Агния усмехнулась. Её муж тоже был лучшим.
– Как ты выжила? – Серый говорил, что в жуткой бойне, заставившей их бросить дом в Городище, никого не осталось. Но она спаслась и вытащила сына. Как?
– Я просто очень хотела жить, – Агния пожала плечами, на которых теперь лежала не одна смерть. Она хотела жить. Те, через кого она прорывалась, – тоже. Её воля оказалась сильнее. Только и всего.
– Он вспоминал обо мне?
Я задумалась. Супруг не любил говорить о семье. Не ронял слёзы по ночам и не ждал у ворот в надежде, что мать вернётся за ним. Но иногда, совсем-совсем редко, он смотрел на убегающую в небо дорогу. И в этот миг он думал не обо мне.

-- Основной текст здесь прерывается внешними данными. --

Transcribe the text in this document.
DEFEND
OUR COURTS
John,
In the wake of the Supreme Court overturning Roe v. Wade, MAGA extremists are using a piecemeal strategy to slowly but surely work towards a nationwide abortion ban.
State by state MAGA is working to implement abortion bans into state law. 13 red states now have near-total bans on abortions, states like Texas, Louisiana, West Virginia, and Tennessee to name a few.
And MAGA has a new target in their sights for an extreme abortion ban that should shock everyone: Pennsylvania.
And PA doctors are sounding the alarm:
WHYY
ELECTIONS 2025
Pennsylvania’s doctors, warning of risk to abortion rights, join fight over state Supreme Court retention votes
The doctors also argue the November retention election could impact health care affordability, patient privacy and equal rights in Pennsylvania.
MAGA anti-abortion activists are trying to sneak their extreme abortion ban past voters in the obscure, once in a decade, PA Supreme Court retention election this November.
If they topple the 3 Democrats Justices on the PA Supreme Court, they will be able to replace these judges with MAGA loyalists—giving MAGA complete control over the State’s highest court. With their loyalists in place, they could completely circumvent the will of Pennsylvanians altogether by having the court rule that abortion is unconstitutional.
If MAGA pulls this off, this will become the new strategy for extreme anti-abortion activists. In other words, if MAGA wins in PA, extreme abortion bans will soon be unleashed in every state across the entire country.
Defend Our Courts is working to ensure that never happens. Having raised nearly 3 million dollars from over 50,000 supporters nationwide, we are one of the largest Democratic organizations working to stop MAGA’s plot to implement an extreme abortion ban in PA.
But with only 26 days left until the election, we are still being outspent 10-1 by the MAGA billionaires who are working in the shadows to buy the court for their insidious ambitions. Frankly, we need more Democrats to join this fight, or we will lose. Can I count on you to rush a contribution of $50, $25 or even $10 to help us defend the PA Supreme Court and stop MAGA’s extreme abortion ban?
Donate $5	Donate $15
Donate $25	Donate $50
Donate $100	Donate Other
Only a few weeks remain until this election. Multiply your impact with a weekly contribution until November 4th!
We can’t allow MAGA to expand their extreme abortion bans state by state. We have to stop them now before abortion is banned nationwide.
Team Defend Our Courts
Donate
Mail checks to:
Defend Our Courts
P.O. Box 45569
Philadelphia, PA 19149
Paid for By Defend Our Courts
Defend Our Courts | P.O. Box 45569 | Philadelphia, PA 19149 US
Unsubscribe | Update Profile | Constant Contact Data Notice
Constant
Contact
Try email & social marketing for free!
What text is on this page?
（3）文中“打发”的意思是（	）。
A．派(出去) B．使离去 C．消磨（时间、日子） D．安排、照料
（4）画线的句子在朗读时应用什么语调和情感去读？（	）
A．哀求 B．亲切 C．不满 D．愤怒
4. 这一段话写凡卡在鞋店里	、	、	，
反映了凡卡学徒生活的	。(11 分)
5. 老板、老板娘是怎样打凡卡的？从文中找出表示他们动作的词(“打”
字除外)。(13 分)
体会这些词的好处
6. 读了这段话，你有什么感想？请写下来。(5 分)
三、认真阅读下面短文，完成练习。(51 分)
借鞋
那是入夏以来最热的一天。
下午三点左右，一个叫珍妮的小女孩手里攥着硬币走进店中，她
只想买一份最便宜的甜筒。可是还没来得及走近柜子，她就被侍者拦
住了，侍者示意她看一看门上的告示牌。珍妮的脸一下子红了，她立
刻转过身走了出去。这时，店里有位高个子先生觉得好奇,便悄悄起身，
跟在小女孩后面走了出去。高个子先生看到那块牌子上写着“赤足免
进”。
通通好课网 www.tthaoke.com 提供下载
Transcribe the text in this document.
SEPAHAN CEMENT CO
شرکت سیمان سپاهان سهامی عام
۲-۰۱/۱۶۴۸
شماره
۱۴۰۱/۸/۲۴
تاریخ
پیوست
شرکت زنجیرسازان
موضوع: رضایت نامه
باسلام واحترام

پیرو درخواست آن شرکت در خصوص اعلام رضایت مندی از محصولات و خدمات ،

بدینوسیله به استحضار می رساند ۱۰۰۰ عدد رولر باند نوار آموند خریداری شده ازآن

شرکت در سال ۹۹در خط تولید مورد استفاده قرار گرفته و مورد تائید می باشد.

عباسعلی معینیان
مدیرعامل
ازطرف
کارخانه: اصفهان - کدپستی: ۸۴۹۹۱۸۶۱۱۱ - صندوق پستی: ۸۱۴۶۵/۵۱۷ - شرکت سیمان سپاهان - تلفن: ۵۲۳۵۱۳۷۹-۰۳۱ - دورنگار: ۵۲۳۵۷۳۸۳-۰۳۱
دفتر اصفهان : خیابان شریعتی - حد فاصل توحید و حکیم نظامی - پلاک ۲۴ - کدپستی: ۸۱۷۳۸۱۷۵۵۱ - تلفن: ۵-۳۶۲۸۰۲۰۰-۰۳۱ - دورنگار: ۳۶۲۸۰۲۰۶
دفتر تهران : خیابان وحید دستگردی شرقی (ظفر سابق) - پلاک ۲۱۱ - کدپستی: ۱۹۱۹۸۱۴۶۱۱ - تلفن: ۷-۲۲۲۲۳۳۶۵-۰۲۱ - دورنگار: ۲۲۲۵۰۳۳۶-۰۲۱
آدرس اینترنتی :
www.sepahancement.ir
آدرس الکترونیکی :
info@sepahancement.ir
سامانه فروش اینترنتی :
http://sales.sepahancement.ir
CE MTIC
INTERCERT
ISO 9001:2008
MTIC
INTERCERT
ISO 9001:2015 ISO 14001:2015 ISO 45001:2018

– Он никогда не забывал. Почему ты бросила его?
Женщина встала. Только сейчас стало заметно, что она не молода, хоть и прекрасна. Её лицо – лицо очень старой, очень мудрой и очень несчастной женщины, потерявшей всё, что когда-либо любила, и не желавшей снова испытать эту боль.
Она подошла к окну, выходящему во внутренний двор. Внизу сновали щенки-мальчишки. Они носились друг за другом, неистово вопя и бросая вызов собрату, объявляли друг друга смертельными врагами и тут же снова бросались защищать. Там, внизу, кипела жизнь. Та, от которой Агния отгородилась много лет назад.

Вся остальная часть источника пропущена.